Graphs resembling the following are produced during this test work phase:
Fig 2: Sample trends from BASF flocculant test work for a specific client.
Harnessing their data analytics and AI capabilities, IntelliSense.io uses the quantitative intelligence in these test work datasets to configure a Flocculant Operating Regime Model. This model can predict how a flocculant’s performance will change based on feed and flocculant dose conditions, and can be used to simulate different operating regimes.
Fig 3: Outline of the Flocculant Operating Regine Model, based on the test work.
Now that a given site’s flocculant chemistry has been digitalized, this is incorporated into IntelliSense.io’s Thickener Optimization Application. This Application combines the Flocculant Model with a second model: a predictive machine learning model that “learns” how a particular Thickener performs under different operating conditions. For example, what underflow density and rake torque can be expected when a certain type of material is fed into the Thickener at a given flow rate and density. This model implicitly models the complex dynamics of a thickener to deliver its comprehensive digital twin.
The combination of these two models mean that the Thickener Optimization Application draws on a hybrid modelling approach to deliver a robust digital twin that employs the best of the worlds of chemistry and digital. The following diagram summarises the Inputs, Virtual Sensors and Predictions typically involved:
Fig 4: Summary of the Thickener Optimization Application’s Inputs, Models, Virtual Sensors & Predictions.
With these Models in place. BASF and IntelliSense.io work with the client to understand their priorities for each particular thickener. This prioritisation and relative weighting of objectives are done in IntelliSense.io’s brains.app AI platform — and it’s called the Value Driver. An example of a Value Driver is shown below:
Fig 5: Example of a Value Driver being configured for the Thickener Optimization Application.
The Thickener Optimization Application then uses both the predictive Digital Process Models (chemistry and process) and the Value Driver, to provide metallurgists and operators with a Real-time Optimizer for their particular thickener.
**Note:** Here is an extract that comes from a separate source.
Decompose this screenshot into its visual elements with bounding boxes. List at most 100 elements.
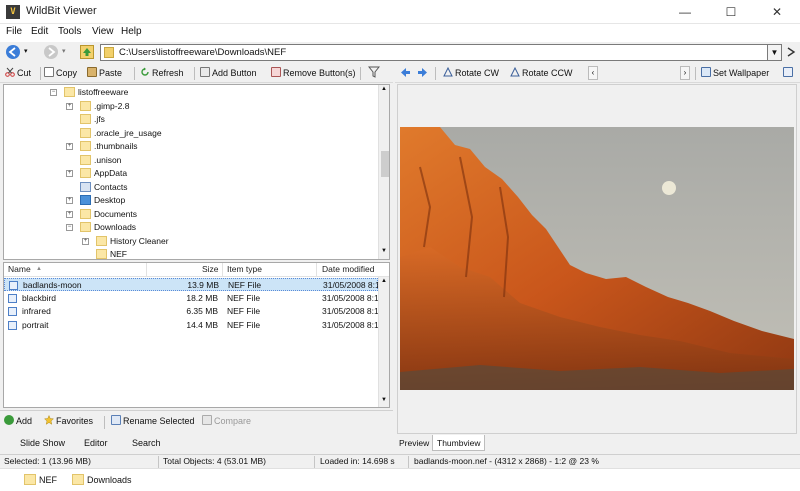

This Optimizer uses the live process data (input data in Figure 4) to not only predict how the thickener will perform an hour into the future — but it recommends optimal control variable setpoints to Operators in real-time.
These recommendations can either be provided to an Operator as an advisory (see Figure 6 below), or can be directly sent to the lower level control system.
Figure 6: Operator Screen, providing the Thickener Optimizer’s recommendations to an operator as an advisory. The gray area on the right of the graph shows the recommended flocculant flow rate 60 minutes into the future.
Typical control variables for which the Thickener Optimization Application provides setpoints are summarized in Figure 7 below:
Fig 7: The Predictions and Recommendations made by the Thickener Optimization Application.
By drawing on a unique synergy between hands-on chemistry and a fit-for-purpose AI, the Thickener Optimization Application makes it possible for sites to truly optimize their thickener operations. This includes continual optimization of the flocculant dose, as well as physical operation of flows and the rake. This means that the thickener operation can maximise their desired thickener operating regime across a range of feed conditions.
Mine to Market: Value Chain Optimization
Powered and connected together by the brains.app platform, the Thickener Optimization Application is one of a suite of real-time decision-making applications that uses Artificial Intelligence (AI) to optimize each process; from mine-to-market.
Our Material flow model connects these applications together to drive even greater efficiency gains.